Occasionally, he says, his interview requests are rejected, but you can’t conceive of anyone willing to cause a look of disappointment on that boyish face.
“He’s a people person, that’s his thing, he reaches through the camera,” says Amy Henry, Young Israel’s executive director. “It’s not about stardom for him, but getting the message out and the values shared and letting people know that a lot of their religion’s values have their foundation in Judaism.”
Back at the synagogue, after the interviews are completed, Wyne, Henry and Taylor reconvene inside the sanctuary, where the rabbi tapes the talk — it’s too loosey-goosey to be called a lecture — into which the interviews will be edited.
“His message is so alive,” says Taylor as he sets up the camera. “And it’s very practical, not so esoteric and in the clouds. It’s: Do this, get that. The people he interviews are not always Jewish, and that’s the nice thing about Rabbi Wyne. He’s just going for everybody. I’m a Christian, but so many of the same things are in the message.”

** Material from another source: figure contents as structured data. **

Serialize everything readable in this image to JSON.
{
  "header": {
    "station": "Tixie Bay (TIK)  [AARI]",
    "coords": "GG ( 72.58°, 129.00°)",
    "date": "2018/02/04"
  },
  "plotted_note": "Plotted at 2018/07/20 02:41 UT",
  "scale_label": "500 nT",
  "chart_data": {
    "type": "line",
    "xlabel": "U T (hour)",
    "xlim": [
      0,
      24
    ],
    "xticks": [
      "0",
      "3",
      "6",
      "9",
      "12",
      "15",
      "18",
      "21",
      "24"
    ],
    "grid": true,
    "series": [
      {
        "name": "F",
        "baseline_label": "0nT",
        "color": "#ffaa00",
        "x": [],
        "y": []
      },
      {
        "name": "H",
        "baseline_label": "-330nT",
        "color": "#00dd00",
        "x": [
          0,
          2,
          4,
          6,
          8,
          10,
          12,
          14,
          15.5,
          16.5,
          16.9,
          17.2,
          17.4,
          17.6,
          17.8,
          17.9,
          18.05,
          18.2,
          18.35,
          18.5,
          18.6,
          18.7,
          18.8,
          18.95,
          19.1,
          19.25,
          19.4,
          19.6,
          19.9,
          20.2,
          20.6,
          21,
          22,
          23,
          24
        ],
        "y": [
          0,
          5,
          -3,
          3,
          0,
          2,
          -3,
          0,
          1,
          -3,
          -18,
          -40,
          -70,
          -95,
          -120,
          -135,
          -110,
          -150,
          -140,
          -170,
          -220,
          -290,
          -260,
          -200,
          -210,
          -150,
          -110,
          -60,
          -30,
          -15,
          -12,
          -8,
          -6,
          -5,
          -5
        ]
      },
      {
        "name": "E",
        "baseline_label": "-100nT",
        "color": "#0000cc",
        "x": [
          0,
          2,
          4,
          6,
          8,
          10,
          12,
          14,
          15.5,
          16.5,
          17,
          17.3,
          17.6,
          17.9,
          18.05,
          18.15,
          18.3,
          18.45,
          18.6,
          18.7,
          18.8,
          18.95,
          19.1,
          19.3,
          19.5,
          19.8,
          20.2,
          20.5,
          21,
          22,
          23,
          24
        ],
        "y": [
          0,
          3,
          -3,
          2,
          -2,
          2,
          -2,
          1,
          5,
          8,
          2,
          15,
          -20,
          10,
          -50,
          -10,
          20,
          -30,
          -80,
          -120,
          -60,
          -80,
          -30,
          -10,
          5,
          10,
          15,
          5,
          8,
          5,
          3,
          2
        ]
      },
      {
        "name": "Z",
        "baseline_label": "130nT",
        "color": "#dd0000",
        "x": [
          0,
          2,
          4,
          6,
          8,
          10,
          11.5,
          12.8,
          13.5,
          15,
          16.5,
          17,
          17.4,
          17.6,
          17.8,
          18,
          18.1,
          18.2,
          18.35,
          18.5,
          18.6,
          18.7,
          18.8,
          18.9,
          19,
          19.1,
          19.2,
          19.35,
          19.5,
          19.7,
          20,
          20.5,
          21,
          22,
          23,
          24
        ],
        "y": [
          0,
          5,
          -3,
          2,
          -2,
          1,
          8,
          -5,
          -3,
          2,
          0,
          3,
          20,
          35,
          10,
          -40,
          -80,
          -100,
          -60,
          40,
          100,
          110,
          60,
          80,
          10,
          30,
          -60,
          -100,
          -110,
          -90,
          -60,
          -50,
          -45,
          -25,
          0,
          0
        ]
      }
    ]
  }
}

Looking into the camera, it takes Wyne a few moments to rev up his Torah mojo. Acting as a kind of unofficial director/producer, Henry coaches him from a pew, as Wyne welcomes viewers he hopes will tune in the following Sunday.
“This is ‘Life Is Great,’ ” Wyne says.
“That sounds like, “Life Is … Eh,’” Henry quips.
“Like ‘Life Is Kinda Great’?” Wyne says.
“Like ‘Life Doesn’t Suck,’ ” she says.
Quickly, though, the rabbi is cookin’ on camera, asking and answering his own questions on behalf of his viewers:
“How do we speak to God? When I ask things of God, I’m speaking to him as I would another human being,” he says.
“Why do we have problems? Isn’t God an all-knowing, all-loving father? It’s to get our attention,” he insists.
“Why do we praise God? God doesn’t need our praise. It’s for us to recognize who we are speaking to,” he tells us.
The delivery is upbeat, chummy, relatable, genuinely felt. It’s pure Wyne.
Off-camera, it’s no different. “I’m not a maverick, but I’m unique in that the Almighty gave me a particular skill set that most rabbis don’t have,” he says, citing a non-Jewish woman who told him she had watched more than a hundred of his three-minute YouTube videos in marathon viewings over two days.
“She’s not part of us (the Jewish community), she’s not going to become part of us, but she can appreciate the values,” Wyne says. “It makes people’s lives better, and the world a better place, and that’s only what it’s about.”